Soft, warm breath strokes the back of your neck; all the hairs rise but still you don’t turn.

’Who are you?’ you whisper.

The breath caresses your neck again but no-one speaks.

’Who are you?’ you say again. Again, the breath warms you.

’Who are you?’ you ask for the third time.

A rough, soft tongue gently licks the back of your neck. Now you do turn.

There, glimmering silverly against the night-snow is a polar bear. She is huge; her great white paws hardly sink into the crust of snow, each one is as big as your head.

And yet you are not frightened; you can feel the warmth coming from the aura you just now realise you are seeing around her. Her aura shimmers and swings about her like a curtain of light. Her eyes are like dark pools of night but there, in their depths, stars shine.

You are entranced by her eyes, feeling yourself twining with her spirit. As you feel this you realise a smile is beginning on those great jaws.

’Yes,’ you hear inside your head, ’yes, it is I.’

And suddenly you know that you are in the presence of the Snow Queen herself, Arianrhod, lady of the Moon and Stars. You greet her.

’Come with me,’ she tells you.

She curls you into her great front paws; you feel like one of her cubs, with Mother, sat learning the ways of Earth.

Wrapped in her warm fur, safe in her arms, you accompany Arianrhod as she carries your spirit up into the sky. There, all around you, hang great curtains of light, all the colours of the rainbow shimmering iridescent in the velvet-black sky. They are curtains of fire, cold ice-fire flickering across the millions of miles of space.

’This is my home,’ you hear in your head, ’my temenos; the womb of darkness from which all life is born; all life and all ideas.’

It is a liminal space, a threshold, you see and sense that. Now, with Arianrhod as the great white Mother Bear, you are able to stand at this threshold. One day, you will cross it, when you are able, when you are ready.
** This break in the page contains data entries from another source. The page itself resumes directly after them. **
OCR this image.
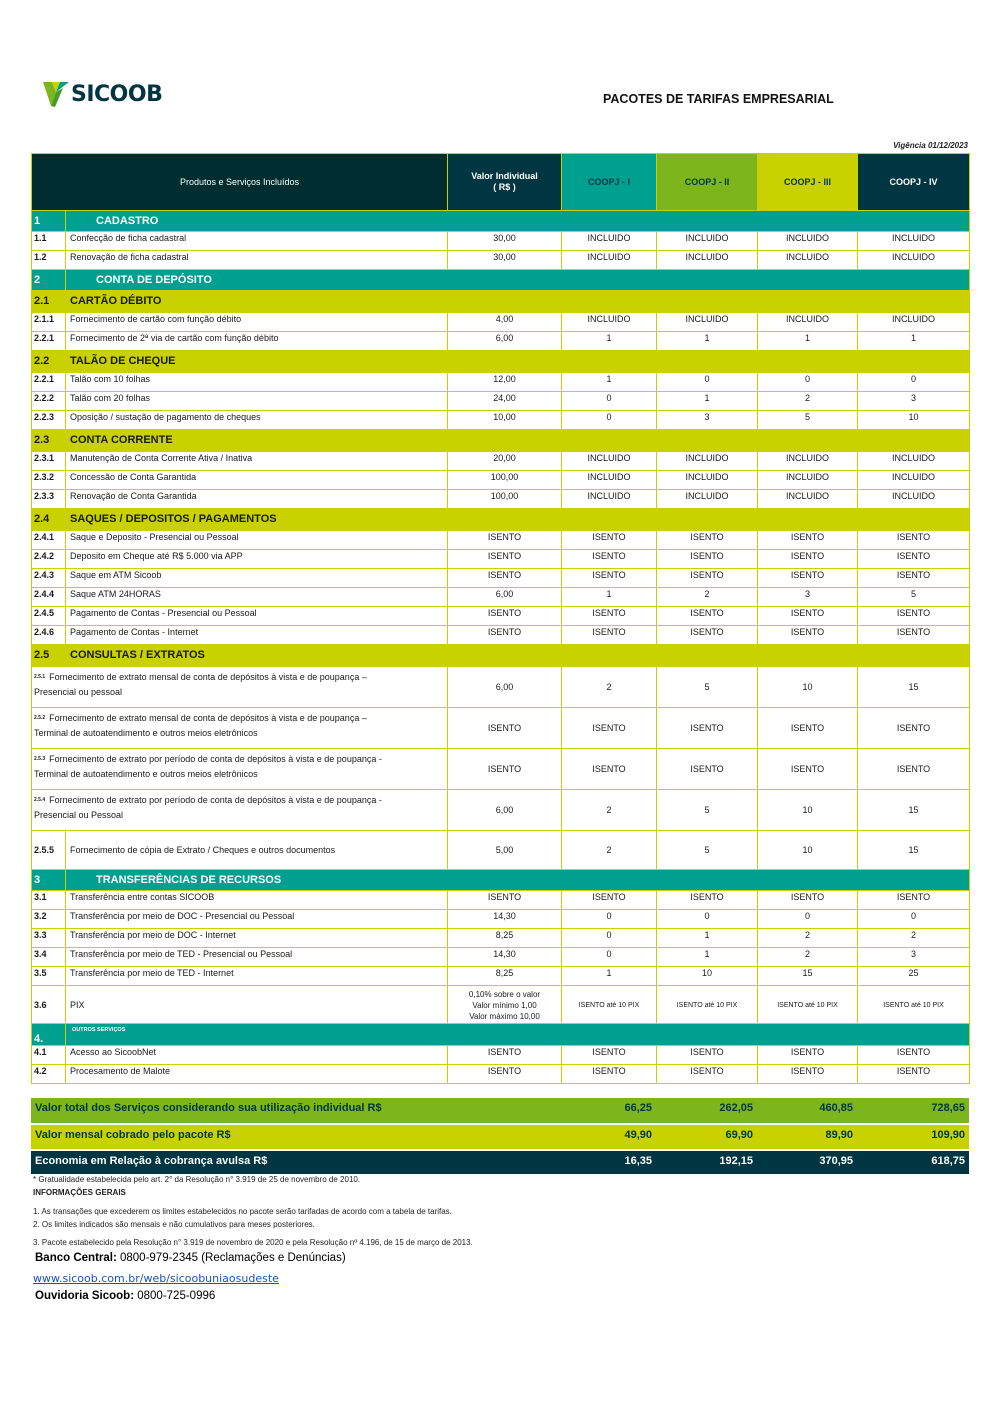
SICOOB	PACOTES DE TARIFAS EMPRESARIAL
Vigência 01/12/2023
Produtos e Serviços Incluídos		Valor Individual
( R$ )	COOPJ - I	COOPJ - II	COOPJ - III	COOPJ - IV
1	CADASTRO					
1.1	Confecção de ficha cadastral	30,00	INCLUIDO	INCLUIDO	INCLUIDO	INCLUIDO
1.2	Renovação de ficha cadastral	30,00	INCLUIDO	INCLUIDO	INCLUIDO	INCLUIDO
2	CONTA DE DEPÓSITO					
2.1	CARTÃO DÉBITO					
2.1.1	Fornecimento de cartão com função débito	4,00	INCLUIDO	INCLUIDO	INCLUIDO	INCLUIDO
2.2.1	Fornecimento de 2ª via de cartão com função débito	6,00	1	1	1	1
2.2	TALÃO DE CHEQUE					
2.2.1	Talão com 10 folhas	12,00	1	0	0	0
2.2.2	Talão com 20 folhas	24,00	0	1	2	3
2.2.3	Oposição / sustação de pagamento de cheques	10,00	0	3	5	10
2.3	CONTA CORRENTE					
2.3.1	Manutenção de Conta Corrente Ativa / Inativa	20,00	INCLUIDO	INCLUIDO	INCLUIDO	INCLUIDO
2.3.2	Concessão de Conta Garantida	100,00	INCLUIDO	INCLUIDO	INCLUIDO	INCLUIDO
2.3.3	Renovação de Conta Garantida	100,00	INCLUIDO	INCLUIDO	INCLUIDO	INCLUIDO
2.4	SAQUES / DEPOSITOS / PAGAMENTOS					
2.4.1	Saque e Deposito - Presencial ou Pessoal	ISENTO	ISENTO	ISENTO	ISENTO	ISENTO
2.4.2	Deposito em Cheque até R$ 5.000 via APP	ISENTO	ISENTO	ISENTO	ISENTO	ISENTO
2.4.3	Saque em ATM Sicoob	ISENTO	ISENTO	ISENTO	ISENTO	ISENTO
2.4.4	Saque ATM 24HORAS	6,00	1	2	3	5
2.4.5	Pagamento de Contas - Presencial ou Pessoal	ISENTO	ISENTO	ISENTO	ISENTO	ISENTO
2.4.6	Pagamento de Contas - Internet	ISENTO	ISENTO	ISENTO	ISENTO	ISENTO
2.5	CONSULTAS / EXTRATOS					
$^{2.5.1}$ Fornecimento de extrato mensal de conta de depósitos à vista e de poupança –
Presencial ou pessoal		6,00	2	5	10	15
$^{2.5.2}$ Fornecimento de extrato mensal de conta de depósitos à vista e de poupança –
Terminal de autoatendimento e outros meios eletrônicos		ISENTO	ISENTO	ISENTO	ISENTO	ISENTO
$^{2.5.3}$ Fornecimento de extrato por período de conta de depósitos à vista e de poupança -
Terminal de autoatendimento e outros meios eletrônicos		ISENTO	ISENTO	ISENTO	ISENTO	ISENTO
$^{2.5.4}$ Fornecimento de extrato por período de conta de depósitos à vista e de poupança -
Presencial ou Pessoal		6,00	2	5	10	15
2.5.5	Fornecimento de cópia de Extrato / Cheques e outros documentos	5,00	2	5	10	15
3	TRANSFERÊNCIAS DE RECURSOS					
3.1	Transferência entre contas SICOOB	ISENTO	ISENTO	ISENTO	ISENTO	ISENTO
3.2	Transferência por meio de DOC - Presencial ou Pessoal	14,30	0	0	0	0
3.3	Transferência por meio de DOC - Internet	8,25	0	1	2	2
3.4	Transferência por meio de TED - Presencial ou Pessoal	14,30	0	1	2	3
3.5	Transferência por meio de TED - Internet	8,25	1	10	15	25
3.6	PIX	0,10% sobre o valor
Valor mínimo 1,00
Valor máximo 10,00	ISENTO até 10 PIX	ISENTO até 10 PIX	ISENTO até 10 PIX	ISENTO até 10 PIX
4.	OUTROS SERVIÇOS					
4.1	Acesso ao SicoobNet	ISENTO	ISENTO	ISENTO	ISENTO	ISENTO
4.2	Procesamento de Malote	ISENTO	ISENTO	ISENTO	ISENTO	ISENTO
Valor total dos Serviços considerando sua utilização individual R$	66,25	262,05	460,85	728,65

Valor mensal cobrado pelo pacote R$	49,90	69,90	89,90	109,90

Economia em Relação à cobrança avulsa R$	16,35	192,15	370,95	618,75
* Gratualidade estabelecida pelo art. 2° da Resolução n° 3.919 de 25 de novembro de 2010.
INFORMAÇÕES GERAIS
1. As transações que excederem os limites estabelecidos no pacote serão tarifadas de acordo com a tabela de tarifas.
2. Os limites indicados são mensais e não cumulativos para meses posteriores.
3. Pacote estabelecido pela Resolução n° 3.919 de novembro de 2020 e pela Resolução nº 4.196, de 15 de março de 2013.
Banco Central: 0800-979-2345 (Reclamações e Denúncias)
www.sicoob.com.br/web/sicoobuniaosudeste
Ouvidoria Sicoob: 0800-725-0996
On that day you will follow Arianrhod through the curtains of light and know the greater universe … and, following Arianrhod, you will return, cross back again through the curtains of light, to bring what you know back to your own folk.

As you realise this you find yourself again sat in the arms of the Mother, the great polar bear, cradled at the top of the world, in the blue-white snow, the dark velvet sky above you spangled with diamond-stars and the rainbow-curtains of light and fire

and ice shimmering and flickering all around.

’They are my crown,’ Arianrhod tells you, ’the Aurora

Borealis. I am Queen of the North.’

You know this; suddenly you find you know all sorts of things although you don’t yet have words for many of them. Her words, queen of the north, remind you of Arthurian tales; a whole flood of memory falls around you, like the curtains of light, but you know better than to chase those rainbows now … later, there will be time later to absorb it all.

’Help me to remember,’ you ask Arianrhod.

A soft, deep growl answers you, almost like a huge purr.

’It is time for you to go, little one,’ Arianrhod tells you, motherly.

Reluctantly you realise this is so.

’Thank you, Mother,’ you tell her. ’I will come back — if I may? I would learn with you again.’

The soft-rough tongue touches your forehead, warm breath surrounds you; you shut your eyes.

When you open them again you are back in your own world, in your own space, in your everyday body. You stay still, don’t move, allowing the feelings to well up through you; there may be sadness and longing to return as well as the joy, let them all flow through you, sit quiet and allow the light and the dark to move through you, filling you with a new sense of knowing.

When you are ready, take a deep breath and sigh it out, take another and sigh that out too, and a third. Swallow, move your mouth, wiggle your fingers and toes, rub your hands together then rub your knees and legs and arms, have a good stretch and a yawn, then open your eyes. Blink a few times, move your head gently on your neck, hunch your shoulders and let go, rub your feet on the floor. When you feel that you’re safely back in your body thank your body for being there for you to return to.

Make notes and drawings to remind you of your journey then make yourself a warm drink and have something nice to snack on. You have done a lot of work so you need to replenish your body for the energy it gave you while you worked — exchange again.